Evet, biz küçük bir ekipten oluşuyoruz. 2013 yılında birkaç havacılık çalışanı olarak çıktığımız yola, bugün farklı sektörlerden yüzlerce gönüllü ile devam eden; dezavantajlı çocukların hayata katılımını ve gelişimini kolaylaştırmaya yönelik sürdürülebilir projeler üreten ve uygulayan bir derneğiz. Hiçbir çalışanımız olmaksızın gönüllü yönetim ekibimizle faaliyetlerimizi gerçekleştiriyoruz. Biz, çocuklarımız hayal ettikleri geleceğe yürürken yanlarında olup ellerinden tutmaya, bizi aydın ve çağdaş bir geleceğe taşıyacak nesli elimizden geldiğince desteklemeye gönüllüyüz. Dünyanın ancak tüm çocuklar gülebildiğinde yaşanır bir yer olacağına inanıyoruz. Ellerimizde kışlık giysiler ve kitap defter dolu çantalarla başladığımız yolculuğumuzda, ülkemizin her şehrinde en az bir köyde olmak üzere, bugün yüzlerce köy okulu öğrencisine ulaştık. Toplam otuz binden fazla dezavantajlı çocuğumuzun hayatına dokunduk. Tüm projelerimizi iyi bir ekip çalışmasıyla, bağışçılarımızın ve sponsorlarımızın finanse etmesiyle hayata geçiriyoruz. Derneğimizde ücretli bir çalışanımız bulunmuyor. Hepimiz görevlerimizi gönüllülük esasıyla yerine getiriyoruz. Ulaşabildiğimiz tüm destekçilerimiz ve sponsorlarımız, daha çok çocuğa ulaşabilmemiz için bize umut ve yol arkadaşı oluyor. Çocukların gülüşlerinde saklanan aydınlık yarınlara birlikte adım atabileceğimiz destekçilerimizi arıyoruz.

Elazığ’da meydana gelen deprem sonrası açtığınız ‘İyiliğe Uçanlar Anaokulu’ bugün yakın zamanda yaşamış olduğumuz afetten etkilenen depremzedelere barınma imkanı sağlıyor. Bu ya da benzeri bir projeyi Kahramanmaraş merkezli deprem bölgelerimizde de görecek miyiz?

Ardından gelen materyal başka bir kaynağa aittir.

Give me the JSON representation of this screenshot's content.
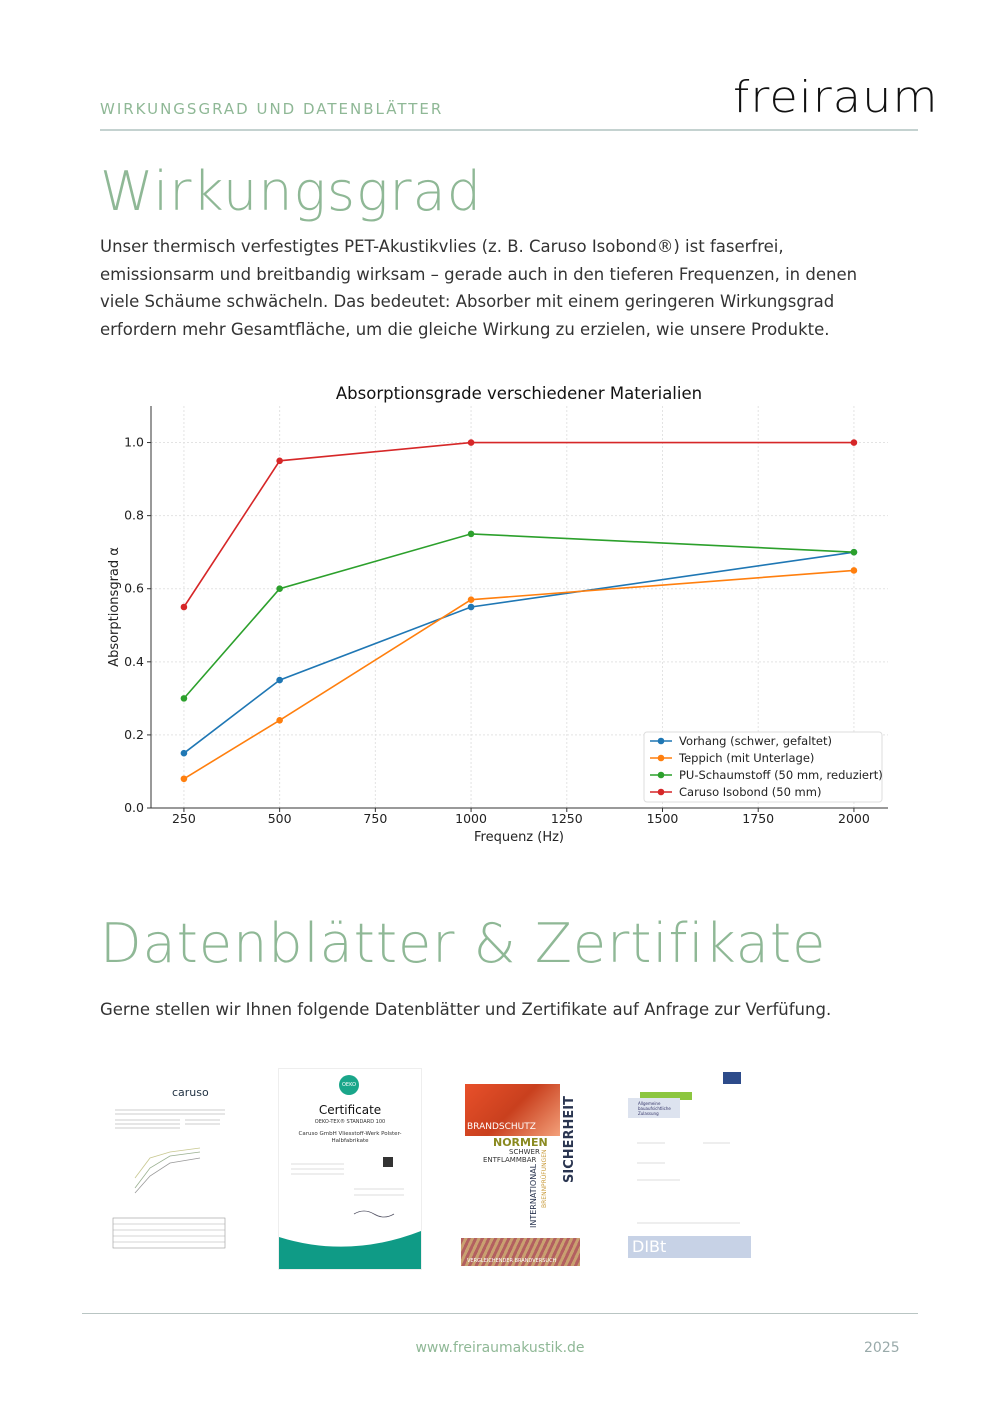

Evet, Elazığ’da 3 yıl önce meydana gelen deprem sonrası, çalışma arkadaşlarımla birlikte bölgeye intikal edip, çoğunluğu çocuklarımıza olmak üzere topladığımız tüm giyim, gıda, hijyen vb. malzemelerimizi teslim edip, bölge halkına taziye ve geçAfetmiş olsun dileklerimizi ilettik. Depremzede vatandaşlarımızla doğrudan temas kurma fırsatına eriştik. Çocuklarla yaşadığımız diyaloglar sonrasında, yıkımın izlerini silmek için ne yapalım diye araştırırken, o zaman ‘Uzay Çadırı’ dediğimiz ‘Planetaryum’ sistemini bulduk. O dönem Elazığ’daki çocuklar için çok istediğimiz bu projeyi, sürdürülebilirliği olan daha köklü bir projeye dönüştürüp depremzede ailelerimizin yerleştirildiği Toki Konutları bölgesinde, 5 derslikli ve 200 öğrenci kapasiteli İyiliğe Uçanlar Anaokulunu inşa ederek gerçekleştirdik. Sizinde dediğiniz gibi okulumuz şu anda yaşadığımız bu afetten etkilenen vatandaşlarımıza barınma imkanı sağlıyor. Depremden etkilenen toplamda 11 ilimiz ve binlerce çocuğumuz var. Dolayısıyla her ilde bir anaokulu yaptırmak oldukça meşakkatli, yüksek maliyetli ve uzun bir süreç olacak. Bu yüzden daha çok mobil çalışma imkanı sağlayacak kreş, oyun salonu, uzay çadırı gibi gezici imkana sahip olan farklı faaliyetlere ama tek bir amaca yönelik çalışmalarımız mevcut. O da çocukların yüzlerini güldürmek ve gelişimlerine pozitif katkı sağlamak. Hayal kurabilen, farklı fikirler ve projeler üreten, fikri ve vicdanı hür nesiller yetiştirmek.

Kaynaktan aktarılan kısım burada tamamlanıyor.